Dias desses, ali pelas seis da manhã, eu e minha mãe papeávamos. Como de costume, contava para elas minhas aventuras e desventuras recentes. Ela, como sempre, na equipe de apoio a passar belíssimos panos para sua caçula. Adoro vê-la justificar meus conscientes equívocos, mesmo que eu nunca tenha pedido essa defesa. Sei que ela se sente bem em me defender, deixo assim. Uma mãe precisa de coisas emocionais que nunca serão compreendidas, sabe?!
Seguindo, enquanto filha da minha mãe, não há nada que entre nós que tenha medida, somos destemperadas no amor e na liberdade. Tudo que a vida me entrega em experiência é tudo que compartilho com ela, dada a proporção dos fatos e compostura que seu cargo de matriarca exige de respeito. Foi com ela que aprendi a falar e, também, a calar.
Minha mãe é uma dessas criaturas poucas que acumula anos — bem mais de 70, inclusive —, mas que a modernidade é inerente à sua personalidade. Ela já nasceu pronta para o que viria, penso. Com seus olhos de luneta, sempre viu o infinito da humanidade e trouxe para dentro de casa o respeito e a proteção ao mundo e suas pessoas diversas.
Em casa, especialmente com minha mãe, nunca existiu tabu. Tudo podia e devia ser dito. Tudo era naturalizado e fortalecido como algo comum e dos dias. Nada era insolúvel.
Em suma, nunca me senti constrangida em sua presença e isso diz muito sobre ela
Amo pensar que fui criada por uma ‘modernista’ e amo ainda mais dedicar a ela a forma como crio a minha filha.
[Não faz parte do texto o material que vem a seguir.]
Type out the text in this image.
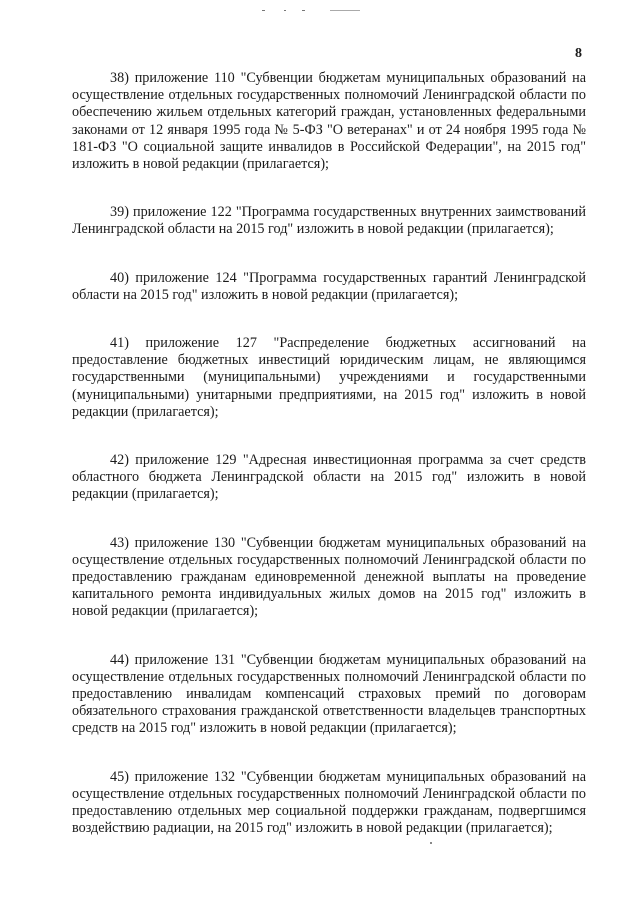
8

38) приложение 110 "Субвенции бюджетам муниципальных образований на осуществление отдельных государственных полномочий Ленинградской области по обеспечению жильем отдельных категорий граждан, установленных федеральными законами от 12 января 1995 года № 5-ФЗ "О ветеранах" и от 24 ноября 1995 года № 181-ФЗ "О социальной защите инвалидов в Российской Федерации", на 2015 год" изложить в новой редакции (прилагается);

39) приложение 122 "Программа государственных внутренних заимствований Ленинградской области на 2015 год" изложить в новой редакции (прилагается);

40) приложение 124 "Программа государственных гарантий Ленинградской области на 2015 год" изложить в новой редакции (прилагается);

41) приложение 127 "Распределение бюджетных ассигнований на предоставление бюджетных инвестиций юридическим лицам, не являющимся государственными (муниципальными) учреждениями и государственными (муниципальными) унитарными предприятиями, на 2015 год" изложить в новой редакции (прилагается);

42) приложение 129 "Адресная инвестиционная программа за счет средств областного бюджета Ленинградской области на 2015 год" изложить в новой редакции (прилагается);

43) приложение 130 "Субвенции бюджетам муниципальных образований на осуществление отдельных государственных полномочий Ленинградской области по предоставлению гражданам единовременной денежной выплаты на проведение капитального ремонта индивидуальных жилых домов на 2015 год" изложить в новой редакции (прилагается);

44) приложение 131 "Субвенции бюджетам муниципальных образований на осуществление отдельных государственных полномочий Ленинградской области по предоставлению инвалидам компенсаций страховых премий по договорам обязательного страхования гражданской ответственности владельцев транспортных средств на 2015 год" изложить в новой редакции (прилагается);

45) приложение 132 "Субвенции бюджетам муниципальных образований на осуществление отдельных государственных полномочий Ленинградской области по предоставлению отдельных мер социальной поддержки гражданам, подвергшимся воздействию радиации, на 2015 год" изложить в новой редакции (прилагается);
Vejo-a orgulhosa do trato que entrego à Pilar, pois em nossa realidade não há violências socialmente consentidas, não há jogar sobrecargas dos nossos traumas sobre as costas da criança, não há incentivos a comportamentos padrões nocivos. O que há, e muito, é colo e respeito às individualidades.
Ter referência de liberdade dentro de casa desde que abri os olhos me fez ter forças para me embrenhar na vida que nunca me foi permitida, abrir portas na voadora e me pôr ali como merecedora.
Hoje, eu, mãe da minha filha, me ajeito no espelho de minha mãe. A vejo, me enxergo, tenho exemplo de força e coragem, ao passo que aprendi com ela que criar gente é ser paciente e assumir a maturidade quando a ocasião pede. Muito além de comida e roupas, suprir necessidades tem a ver com dar ouvidos e palavras, abraços e tempo.
Hoje, ao olhar para minha cria, me construo em sua sabedoria de menina e, com a humildade que herdei da minha mãe, sei que ensino o que aprendi na mesma medida em que aprendo com seus sentires e profundas interpretações do mundo lindo da infância que não tenho mais acesso.
Respiro profundamente buscando achar dentro de mim uma pessoa melhor para ser a mãe da Pilar e a filha da Dona Divina. Suspiro aliviada sabendo que estou tentando. Aparentemente, viver é acumular suspiros.